Merv Hargrove, 63, custom fly rod builder and widower of eight years, hunches over his crockpot at the county fire department’s annual chili cookoff, dabbing a smudge of venison chili grease off the faded “World’s Okayest Fisherman” patch stitched to his Carhartt jacket. The air reeks of cumin, burnt hot dog buns, and the cheap lager the volunteer firefighters are passing out in red plastic cups, and he’s already mentally checking out, ready to load up his gear and head back to his isolated cabin before someone tries to set him up with their divorced cousin again. He’d only come because his neighbor begged him to enter his famous chili, and he’s never been good at saying no to people who bring him homemade peach pie as a bribe.
He’s twisting the lid back on his jar of pickled jalapeños when he sees her. Jolene Marlow, 57, his late wife Lila’s younger sister, the girl who used to sneak out on dawn fishing trips with them when she was still in high school, the one he’d spent two decades actively avoiding looking at for too long because of the stupid, unshakable crush he’d buried so deep he’d convinced himself it didn’t exist. She’s wearing high-waisted denim and a faded Merle Haggard tee, a flannel tied around her waist, sun-streaked brown hair pulled back in a messy ponytail with a streak of silver running through the left side that he doesn’t remember from the last time he saw her, at Lila’s funeral 12 years prior. She’s holding a crumpled paper plate in one hand, and when she spots him, she grins so wide the corners of her eyes crinkle, and she heads straight for his table.

She stops so close that her shoulder brushes his bicep when she leans in to sniff the crockpot, and he freezes, his fingers still curled around the jalapeño jar. “That’s your venison chili, right?” she says, and her voice is lower than he remembers, rougher around the edges, like she’s spent the last decade smoking too many cigarettes and singing too loud at dive bar karaoke nights. He nods, and she reaches for a sample spoon off the stack next to his crockpot, their hands brushing when he goes to pass her one, a sharp, warm jolt shooting up his arm that makes him yank his hand back like he touched a hot stove. He feels immediately stupid, feels a twist of guilt in his gut, like he’s betraying Lila just by standing this close to her sister, just by noticing that the faint freckles across her nose are still there, that she still chews on the side of her lower lip when she’s thinking.
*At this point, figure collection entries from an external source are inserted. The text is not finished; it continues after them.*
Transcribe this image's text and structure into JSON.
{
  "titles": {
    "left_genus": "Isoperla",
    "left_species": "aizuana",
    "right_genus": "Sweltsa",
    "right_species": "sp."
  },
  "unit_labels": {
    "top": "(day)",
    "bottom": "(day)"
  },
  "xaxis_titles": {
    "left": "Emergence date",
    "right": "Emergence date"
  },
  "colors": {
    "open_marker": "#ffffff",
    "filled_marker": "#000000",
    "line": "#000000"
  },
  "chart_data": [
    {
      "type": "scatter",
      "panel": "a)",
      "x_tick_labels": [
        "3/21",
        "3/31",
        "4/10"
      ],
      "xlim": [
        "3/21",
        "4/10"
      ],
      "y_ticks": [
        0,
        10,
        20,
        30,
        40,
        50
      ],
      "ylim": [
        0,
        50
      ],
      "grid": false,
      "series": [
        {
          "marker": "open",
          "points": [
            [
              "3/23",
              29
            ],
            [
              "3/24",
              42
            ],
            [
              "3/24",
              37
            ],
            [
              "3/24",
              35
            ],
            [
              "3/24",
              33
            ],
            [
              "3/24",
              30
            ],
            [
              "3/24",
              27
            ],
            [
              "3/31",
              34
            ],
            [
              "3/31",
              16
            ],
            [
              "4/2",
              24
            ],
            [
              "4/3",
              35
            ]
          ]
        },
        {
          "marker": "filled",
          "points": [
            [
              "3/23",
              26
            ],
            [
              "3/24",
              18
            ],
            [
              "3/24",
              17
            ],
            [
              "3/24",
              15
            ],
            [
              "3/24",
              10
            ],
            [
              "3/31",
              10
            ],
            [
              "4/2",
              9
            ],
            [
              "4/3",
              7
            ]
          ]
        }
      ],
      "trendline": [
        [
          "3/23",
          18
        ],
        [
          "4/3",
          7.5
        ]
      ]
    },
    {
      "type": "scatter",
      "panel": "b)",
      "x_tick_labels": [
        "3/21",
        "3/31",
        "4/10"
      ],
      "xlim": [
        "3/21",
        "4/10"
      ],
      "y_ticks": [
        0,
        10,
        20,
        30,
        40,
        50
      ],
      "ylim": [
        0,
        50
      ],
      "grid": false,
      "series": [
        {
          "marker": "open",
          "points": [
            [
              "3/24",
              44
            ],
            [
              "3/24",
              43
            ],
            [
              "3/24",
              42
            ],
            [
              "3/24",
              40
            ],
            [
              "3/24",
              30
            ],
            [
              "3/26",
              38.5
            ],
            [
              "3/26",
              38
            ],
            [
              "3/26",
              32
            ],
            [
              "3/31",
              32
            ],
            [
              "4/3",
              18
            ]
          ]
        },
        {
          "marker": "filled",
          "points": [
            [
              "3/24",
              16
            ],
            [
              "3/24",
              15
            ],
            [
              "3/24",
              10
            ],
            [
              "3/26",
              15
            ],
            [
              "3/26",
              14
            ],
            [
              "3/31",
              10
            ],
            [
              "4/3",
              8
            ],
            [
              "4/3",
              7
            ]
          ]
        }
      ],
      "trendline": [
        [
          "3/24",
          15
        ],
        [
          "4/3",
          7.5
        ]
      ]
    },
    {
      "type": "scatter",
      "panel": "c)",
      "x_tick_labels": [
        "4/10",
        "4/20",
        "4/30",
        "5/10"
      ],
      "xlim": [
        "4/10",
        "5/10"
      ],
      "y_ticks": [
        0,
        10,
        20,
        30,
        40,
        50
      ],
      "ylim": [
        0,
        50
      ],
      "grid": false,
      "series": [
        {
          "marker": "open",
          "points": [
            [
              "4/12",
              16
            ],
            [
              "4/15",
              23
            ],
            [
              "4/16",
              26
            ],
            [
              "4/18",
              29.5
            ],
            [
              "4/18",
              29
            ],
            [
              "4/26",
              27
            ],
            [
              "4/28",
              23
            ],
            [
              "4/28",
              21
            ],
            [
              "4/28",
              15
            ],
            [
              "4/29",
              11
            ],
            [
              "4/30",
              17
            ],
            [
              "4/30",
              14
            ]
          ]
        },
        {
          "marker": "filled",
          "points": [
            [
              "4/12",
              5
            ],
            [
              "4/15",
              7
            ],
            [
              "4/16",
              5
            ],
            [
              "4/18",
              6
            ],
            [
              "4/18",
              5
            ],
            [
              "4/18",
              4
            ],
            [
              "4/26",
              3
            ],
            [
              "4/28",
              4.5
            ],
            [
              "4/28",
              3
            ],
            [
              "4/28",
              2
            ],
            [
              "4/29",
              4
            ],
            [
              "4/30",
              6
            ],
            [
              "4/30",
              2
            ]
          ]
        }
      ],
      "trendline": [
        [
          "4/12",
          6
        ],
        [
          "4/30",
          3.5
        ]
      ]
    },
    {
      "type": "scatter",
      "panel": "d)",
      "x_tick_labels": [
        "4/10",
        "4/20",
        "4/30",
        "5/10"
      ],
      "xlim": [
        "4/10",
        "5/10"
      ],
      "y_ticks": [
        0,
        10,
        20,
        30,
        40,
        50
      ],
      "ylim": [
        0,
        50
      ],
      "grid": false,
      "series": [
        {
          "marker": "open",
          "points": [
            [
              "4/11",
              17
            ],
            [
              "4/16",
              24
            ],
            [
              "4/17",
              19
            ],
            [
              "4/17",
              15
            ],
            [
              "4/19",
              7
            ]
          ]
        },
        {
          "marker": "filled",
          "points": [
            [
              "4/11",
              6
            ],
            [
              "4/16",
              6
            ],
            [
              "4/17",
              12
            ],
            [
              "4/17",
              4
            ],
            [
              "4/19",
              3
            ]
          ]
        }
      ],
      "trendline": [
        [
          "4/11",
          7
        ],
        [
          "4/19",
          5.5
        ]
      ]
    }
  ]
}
She teases him for being as skittish as a wild trout, and he laughs despite himself, leaning against the table as they talk. She tells him she moved back to town three weeks prior, just finalized her divorce from the real estate broker she’d moved to Florida with 10 years ago, she’s renting the old cottage two miles down the road from his cabin, working part time at the bait and tackle shop downtown. He tells her about his fly rod business, about the 20-inch brown trout he caught on the French Broad last month, and every time she leans in to ask a question, her elbow brushing his, every time she laughs so hard she snorts a little, the guilt in his gut gets lighter, pushed out by a giddy, nervous flutter he hasn’t felt since he was 22 and asked Lila out for the first time. He tries to tell himself it’s wrong, that the whole town will talk if they see them together, that he’s too old for this kind of nonsense, but he can’t make himself walk away.
The sun sets while they’re talking, the string lights strung across the fire station parking lot flicker on, crickets chirping loud in the woods at the edge of the pavement. The judges announce the winners: Jolene’s spicy pork chili takes first, his venison takes second, and they carry their coolers and prize ribbons out to their trucks together, the air cool enough that Merv can see his breath fog in front of his face when he laughs at her story about accidentally dumping her ex-husband’s golf clubs in the Atlantic before she moved. She stops next to his beat-up Ford F-150, twisting the hem of her tee between her fingers, and asks him if he’ll take her fishing on the river this weekend, says she still has the fly rod he built her for her 21st birthday, the one with the blue thread wrap he’d picked because it matched her eyes.
He hesitates for half a second, thinking of Lila’s photo on the mantel of his cabin, thinking of the nosy old ladies at the church bake sale who’ll gossip so loud the whole county will hear, but then he looks at her, standing there under the string lights, waiting, and he says yes. She steps closer, her chest brushing his first, then she kisses him on the cheek, soft, and when he doesn’t pull away, she presses her lips to his, tastes like cinnamon and the spiked hard cider she’d been drinking all night, her hand coming up to rest on the back of his neck. He kisses her back, his hand settling light on her hip, and for the first time in eight years, he doesn’t feel a single flicker of guilt.
They make plans to meet at his cabin at 7 a.m. Saturday, coffee and breakfast sandwiches already in the cooler when she shows up. He stands by his truck watching her taillights fade down the dirt road, the crumpled second place ribbon digging into his palm where he’s clutching it, and he doesn’t stop smiling until he turns the key in his ignition and the radio blares the old Merle Haggard song they used to sing on fishing trips all those years ago.